Los emporios de Fenicia siempre fueron para mí Rayuela y Proteo. Esta última es hoy la decana de las librerías malagueñas y acaba -también contra viento y marea- de cumplir 50 años dando cobijo a navegantes.
Rememoro con afecto mis visitas a las librería Aleph (calle Panaderos) y a Templarios (calle Mármoles). Allí encontré obras que alimentaron mi lado heterodoxo y me descubrieron el tesoro de los símbolos y del hermetismo. Las librería Renacer y Pie de la Torre eran algo así como su competencia ideológico-espiritual, pero también las visitaba, porque si mantienes Itaca en tu mente, necesitas aprender de todo y de todos.
Durante treinta años, mi imperecedero lado infantil encontró consuelo en Libritos. Cada vez que debía hacer un presente a algún niño o niña, recurría a esta librería encantadora. Hoy tengo la satisfacción de haber contribuido a izar velas a más de un aspirante a Ulises y la pena de haber visto naufragar a otros.
La Alameda de Málaga se volvió más deslumbrante con la aparición de la librería Luces. Lo mismo le sucedió a calle Alemania con Agapea o a calle Compañía con Mapas y Compañía, una de las librerías más bonitas de España. Calle Nueva recobró lustre con la apertura de Casa del Libro, al contar de nuevo en sus inmuebles con una gran librería que hoy llena el vacío que dejó la Ibérica.

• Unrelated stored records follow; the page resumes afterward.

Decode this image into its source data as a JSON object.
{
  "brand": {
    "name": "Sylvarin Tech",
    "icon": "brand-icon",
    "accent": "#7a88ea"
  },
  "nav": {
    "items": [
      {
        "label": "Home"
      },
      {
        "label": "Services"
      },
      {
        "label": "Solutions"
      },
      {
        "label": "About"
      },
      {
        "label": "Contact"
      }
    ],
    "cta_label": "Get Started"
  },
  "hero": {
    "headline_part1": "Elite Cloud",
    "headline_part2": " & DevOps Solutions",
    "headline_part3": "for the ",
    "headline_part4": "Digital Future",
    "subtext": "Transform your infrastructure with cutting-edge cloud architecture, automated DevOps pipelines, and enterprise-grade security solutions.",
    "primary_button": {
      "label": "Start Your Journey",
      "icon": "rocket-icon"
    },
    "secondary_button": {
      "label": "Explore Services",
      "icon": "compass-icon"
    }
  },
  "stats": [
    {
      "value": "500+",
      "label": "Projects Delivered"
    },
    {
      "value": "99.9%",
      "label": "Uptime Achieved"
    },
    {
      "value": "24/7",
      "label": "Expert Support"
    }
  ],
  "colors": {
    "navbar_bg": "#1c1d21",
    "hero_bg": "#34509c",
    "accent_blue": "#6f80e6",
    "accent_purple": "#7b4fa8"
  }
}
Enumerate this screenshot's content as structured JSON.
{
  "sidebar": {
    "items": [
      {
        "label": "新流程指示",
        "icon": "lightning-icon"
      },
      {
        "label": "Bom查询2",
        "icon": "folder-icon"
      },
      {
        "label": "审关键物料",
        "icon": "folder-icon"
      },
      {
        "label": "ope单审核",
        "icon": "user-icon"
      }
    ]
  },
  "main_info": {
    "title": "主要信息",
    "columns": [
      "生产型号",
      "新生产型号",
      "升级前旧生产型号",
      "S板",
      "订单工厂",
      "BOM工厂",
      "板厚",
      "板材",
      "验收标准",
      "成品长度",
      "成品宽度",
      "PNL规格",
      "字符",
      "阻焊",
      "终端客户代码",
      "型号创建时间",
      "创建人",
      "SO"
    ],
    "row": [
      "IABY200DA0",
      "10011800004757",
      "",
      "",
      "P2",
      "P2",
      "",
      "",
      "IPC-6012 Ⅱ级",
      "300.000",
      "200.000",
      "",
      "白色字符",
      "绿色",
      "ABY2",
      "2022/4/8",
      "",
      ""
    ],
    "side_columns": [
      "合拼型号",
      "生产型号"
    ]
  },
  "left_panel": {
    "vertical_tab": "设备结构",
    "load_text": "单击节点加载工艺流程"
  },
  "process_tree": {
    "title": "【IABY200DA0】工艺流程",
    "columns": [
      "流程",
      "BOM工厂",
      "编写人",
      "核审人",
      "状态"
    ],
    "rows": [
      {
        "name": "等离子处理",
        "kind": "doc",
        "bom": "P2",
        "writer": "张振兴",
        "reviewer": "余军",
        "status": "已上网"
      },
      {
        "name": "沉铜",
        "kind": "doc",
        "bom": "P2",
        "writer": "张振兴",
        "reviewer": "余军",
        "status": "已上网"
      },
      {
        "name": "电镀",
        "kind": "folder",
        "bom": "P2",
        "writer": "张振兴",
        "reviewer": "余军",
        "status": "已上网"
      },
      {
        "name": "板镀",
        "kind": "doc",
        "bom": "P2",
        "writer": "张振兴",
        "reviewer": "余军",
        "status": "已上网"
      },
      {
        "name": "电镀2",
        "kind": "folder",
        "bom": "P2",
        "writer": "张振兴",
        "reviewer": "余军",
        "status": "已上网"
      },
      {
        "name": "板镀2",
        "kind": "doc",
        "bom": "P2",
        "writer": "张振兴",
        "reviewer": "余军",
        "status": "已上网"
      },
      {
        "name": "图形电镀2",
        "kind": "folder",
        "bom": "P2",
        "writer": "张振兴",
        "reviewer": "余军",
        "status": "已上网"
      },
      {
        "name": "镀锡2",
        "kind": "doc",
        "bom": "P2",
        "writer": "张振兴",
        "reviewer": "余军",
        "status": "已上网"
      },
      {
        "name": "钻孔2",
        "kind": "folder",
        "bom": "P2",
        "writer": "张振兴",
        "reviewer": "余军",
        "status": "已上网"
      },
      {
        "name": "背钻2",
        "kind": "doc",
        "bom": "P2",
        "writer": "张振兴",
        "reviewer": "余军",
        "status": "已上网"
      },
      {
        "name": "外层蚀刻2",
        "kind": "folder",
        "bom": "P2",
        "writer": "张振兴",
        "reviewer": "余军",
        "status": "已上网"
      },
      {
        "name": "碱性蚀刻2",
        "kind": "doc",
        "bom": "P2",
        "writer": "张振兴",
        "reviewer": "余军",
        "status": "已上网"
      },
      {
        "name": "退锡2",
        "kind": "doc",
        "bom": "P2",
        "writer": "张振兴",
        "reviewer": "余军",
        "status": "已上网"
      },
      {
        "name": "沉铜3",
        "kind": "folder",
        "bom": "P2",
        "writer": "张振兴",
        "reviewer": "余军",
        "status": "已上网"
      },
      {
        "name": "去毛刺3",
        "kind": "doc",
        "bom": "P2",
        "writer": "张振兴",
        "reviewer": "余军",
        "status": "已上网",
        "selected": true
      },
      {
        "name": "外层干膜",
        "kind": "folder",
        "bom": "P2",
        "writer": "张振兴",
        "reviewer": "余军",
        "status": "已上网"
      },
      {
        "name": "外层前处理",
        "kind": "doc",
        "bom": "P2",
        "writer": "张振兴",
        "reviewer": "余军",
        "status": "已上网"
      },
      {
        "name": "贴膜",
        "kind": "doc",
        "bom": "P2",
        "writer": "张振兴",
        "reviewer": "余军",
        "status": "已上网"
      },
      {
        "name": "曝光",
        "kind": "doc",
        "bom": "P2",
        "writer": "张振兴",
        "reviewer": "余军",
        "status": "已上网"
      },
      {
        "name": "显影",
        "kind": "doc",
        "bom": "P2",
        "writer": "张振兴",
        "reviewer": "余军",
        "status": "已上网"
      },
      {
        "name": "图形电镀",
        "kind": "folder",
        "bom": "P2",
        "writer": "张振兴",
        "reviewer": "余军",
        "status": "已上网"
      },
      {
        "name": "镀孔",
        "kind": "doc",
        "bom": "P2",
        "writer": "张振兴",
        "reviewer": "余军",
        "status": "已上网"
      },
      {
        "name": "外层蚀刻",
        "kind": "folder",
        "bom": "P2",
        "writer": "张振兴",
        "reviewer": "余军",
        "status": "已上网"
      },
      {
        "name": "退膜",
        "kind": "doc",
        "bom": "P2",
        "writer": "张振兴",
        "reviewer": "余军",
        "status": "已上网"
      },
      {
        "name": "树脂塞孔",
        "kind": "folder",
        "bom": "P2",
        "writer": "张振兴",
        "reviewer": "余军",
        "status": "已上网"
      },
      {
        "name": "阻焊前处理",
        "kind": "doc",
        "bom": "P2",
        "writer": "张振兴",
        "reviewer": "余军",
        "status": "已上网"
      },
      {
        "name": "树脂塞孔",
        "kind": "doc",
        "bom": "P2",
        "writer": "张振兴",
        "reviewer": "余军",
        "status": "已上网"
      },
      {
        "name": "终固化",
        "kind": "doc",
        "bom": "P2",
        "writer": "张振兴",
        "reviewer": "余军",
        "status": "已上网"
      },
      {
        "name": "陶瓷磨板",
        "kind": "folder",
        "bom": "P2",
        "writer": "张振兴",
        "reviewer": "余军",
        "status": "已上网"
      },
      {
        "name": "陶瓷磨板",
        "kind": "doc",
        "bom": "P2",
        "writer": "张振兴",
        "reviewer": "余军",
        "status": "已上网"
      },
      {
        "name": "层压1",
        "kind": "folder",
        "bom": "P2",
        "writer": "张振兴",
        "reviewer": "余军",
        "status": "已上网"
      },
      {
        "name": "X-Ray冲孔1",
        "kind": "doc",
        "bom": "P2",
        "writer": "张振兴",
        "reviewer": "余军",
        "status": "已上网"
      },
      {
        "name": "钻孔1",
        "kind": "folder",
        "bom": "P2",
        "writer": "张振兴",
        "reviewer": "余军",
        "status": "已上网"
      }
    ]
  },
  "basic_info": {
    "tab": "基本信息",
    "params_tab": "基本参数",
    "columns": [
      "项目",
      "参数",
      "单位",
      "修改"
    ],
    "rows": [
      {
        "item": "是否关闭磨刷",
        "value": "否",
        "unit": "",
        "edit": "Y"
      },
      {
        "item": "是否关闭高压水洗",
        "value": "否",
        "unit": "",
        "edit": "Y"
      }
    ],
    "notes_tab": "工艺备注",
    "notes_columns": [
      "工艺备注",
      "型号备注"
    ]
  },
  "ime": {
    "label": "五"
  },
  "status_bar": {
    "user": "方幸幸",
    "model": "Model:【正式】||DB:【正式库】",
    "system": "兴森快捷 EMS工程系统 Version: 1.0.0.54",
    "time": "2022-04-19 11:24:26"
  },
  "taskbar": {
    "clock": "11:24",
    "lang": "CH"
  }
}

Reconozco que no he frecuentado la librería del Corte Inglés ni tampoco la de Fnac, más que nada porque no me gustan los grandes almacenes. Prefiero establecimientos de menor tamaño, es cuestión de manías.
Creo sinceramente que los libros son algo más que un medio para distraernos del aburrimiento. Son también una herramienta para comprender el mundo, para perder el temor en lo personal y en lo social a los legistrones y a los cíclopes. Los libros nos ayudan a convertirnos en personas y ciudadanos libres.
Hay quienes dicen ser felices sin libros. Yo, en cambio, estoy convencida de que las ciudades no pueden serlo sin librerías, no al menos en el sentido en el que los antiguos griegos entendían la felicidad: la no rendición ante las pasiones sino su dominio. Para Aristóteles un sujeto feliz era alguien virtuoso, racional, prudente, reflexivo, equilibrado y capaz de medir las consecuencias de sus acciones. Alguien cuyos actos tenían en cuenta el bien común, por lo que la felicidad era el resultado de una mixtura de logos (raciocinio), ethos (conciencia moral) y hábitus (hábito).
Es cierto que los libros arrojan luz sobre lo primero (raciocinio) y lo segundo (conciencia moral), pero también que es junto a los demás -en la polis, que dijera El Estagirita- donde adquirimos los buenos hábitos de convivencia. Convivencia que se nos hace posible gracias al lenguaje, al diálogo y al intercambio de ideas. Igual que Platón, también Aristóteles consideraba el lenguaje nuestro mayor recurso para neutralizar la violencia. Por eso afirmo que las librerías, las personas que las transitan y los libros que éstas leen, conforman un todo imprescindible en nuestras ciudades. Las librerías constituyen una metáfora de esa comunidad o koinoia, de ciudadanos libres y dialogantes, de esa polis feliz que nos merecemos. Pero también afirmo -hablo por mi propia experiencia- que las librerías (y las biblliotecas) son la nave conductora hacia la patria íntima que Kavafis llamaba Ítaca.